Investors who favour dividend stocks will want to take a look at the new PowerShares High Yield Equity Dividend Achievers Portfolio. Based on the Mergent Dividend Achievers 50 Index, this ETF exposes you to 50 high-yielding stocks with 10 or more straight years of dividend increases. This fund is a competitor to the iShares Dow Jones Select Dividend Index Fund, which includes stocks that have a high yield, a record of dividend increases and a dividend payout ratio of no more than 60 per cent, among other factors.

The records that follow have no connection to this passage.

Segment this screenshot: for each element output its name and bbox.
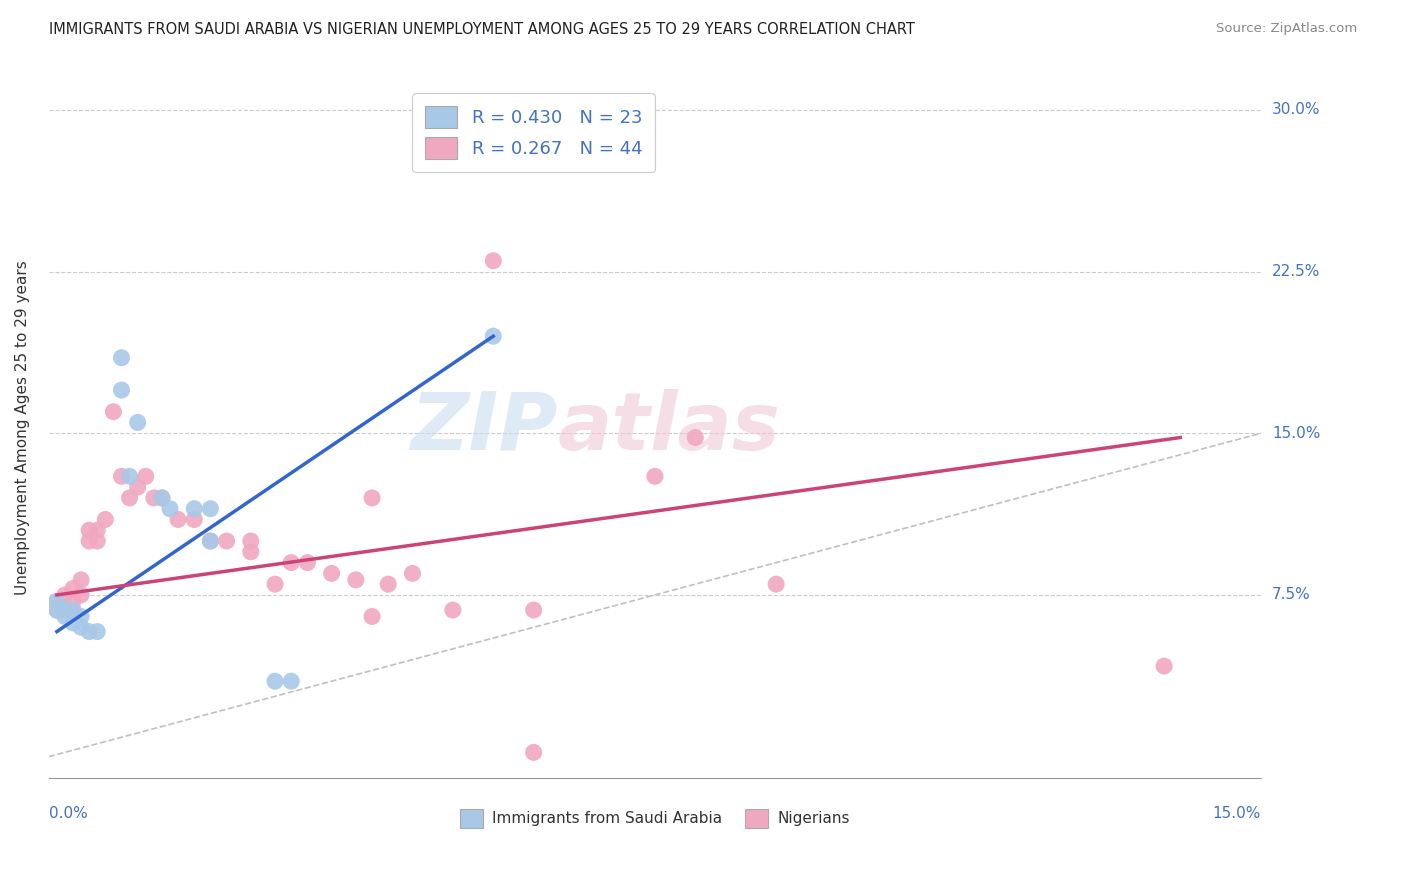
Point: [401, 566, 423, 581]
Point: [62, 615, 84, 630]
Point: [62, 609, 84, 624]
Point: [523, 603, 546, 617]
Text: ZIP: ZIP: [411, 389, 558, 467]
Point: [103, 405, 125, 419]
Legend: Immigrants from Saudi Arabia, Nigerians: Immigrants from Saudi Arabia, Nigerians: [454, 803, 856, 834]
Point: [118, 469, 141, 483]
Point: [70, 609, 93, 624]
Point: [62, 603, 84, 617]
Text: atlas: atlas: [558, 389, 780, 467]
Point: [200, 534, 222, 549]
Point: [167, 512, 190, 526]
Point: [62, 582, 84, 596]
Point: [200, 534, 222, 549]
Point: [344, 573, 367, 587]
Text: 15.0%: 15.0%: [1272, 425, 1320, 441]
Point: [183, 501, 205, 516]
Text: 30.0%: 30.0%: [1272, 103, 1320, 117]
Point: [45, 594, 67, 608]
Point: [321, 566, 343, 581]
Point: [127, 416, 149, 430]
Point: [45, 594, 67, 608]
Point: [77, 624, 100, 639]
Point: [150, 491, 173, 505]
Point: [70, 620, 93, 634]
Point: [45, 603, 67, 617]
Point: [86, 534, 108, 549]
Point: [110, 351, 132, 365]
Point: [53, 588, 76, 602]
Text: 22.5%: 22.5%: [1272, 264, 1320, 279]
Point: [77, 534, 100, 549]
Point: [110, 469, 132, 483]
Point: [77, 523, 100, 537]
Point: [86, 624, 108, 639]
Point: [523, 745, 546, 759]
Point: [280, 674, 302, 689]
Point: [70, 588, 93, 602]
Text: 7.5%: 7.5%: [1272, 588, 1310, 602]
Point: [377, 577, 399, 591]
Point: [264, 577, 287, 591]
Point: [53, 603, 76, 617]
Point: [150, 491, 173, 505]
Point: [110, 383, 132, 397]
Point: [62, 594, 84, 608]
Point: [86, 523, 108, 537]
Point: [441, 603, 464, 617]
Point: [70, 573, 93, 587]
Point: [215, 534, 238, 549]
Text: Source: ZipAtlas.com: Source: ZipAtlas.com: [1216, 22, 1357, 36]
Text: IMMIGRANTS FROM SAUDI ARABIA VS NIGERIAN UNEMPLOYMENT AMONG AGES 25 TO 29 YEARS : IMMIGRANTS FROM SAUDI ARABIA VS NIGERIAN…: [49, 22, 915, 37]
Point: [53, 609, 76, 624]
Point: [644, 469, 666, 483]
Point: [239, 534, 262, 549]
Point: [200, 501, 222, 516]
Point: [159, 501, 181, 516]
Point: [361, 609, 384, 624]
Point: [685, 431, 707, 445]
Point: [280, 556, 302, 570]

These and other ETFs are an obvious alternative to mutual funds because of their low fees and the flexibility you enjoy in owning them. If you buy a China mutual fund and want to lock in some gains after a few months, you'd probably face short-term trading fees. An ETF, by contrast, can be bought and sold any time because it trades like a stock. As for fees, the management expense ratios on China funds are a great example of how ETFs shine. China-focused mutual funds typically have MERs close to 3 per cent, while the iShares China ETF has an MER of 0.74 per cent. That's somewhat expensive for an ETF, by the way. You can buy exposure to the S&P 500 index through the iShares S&P 500 Index Fund at just 0.09 per cent.

The ETF fee advantage suggests a guiding principal as you prepare your investments for the year ahead. When looking at any mutual fund, whether it be a straight equity fund, a China fund or a precious metals fund, check the ETF alternative.

Rob Carrick has been writing about personal finance, business and economics for more than 12 years.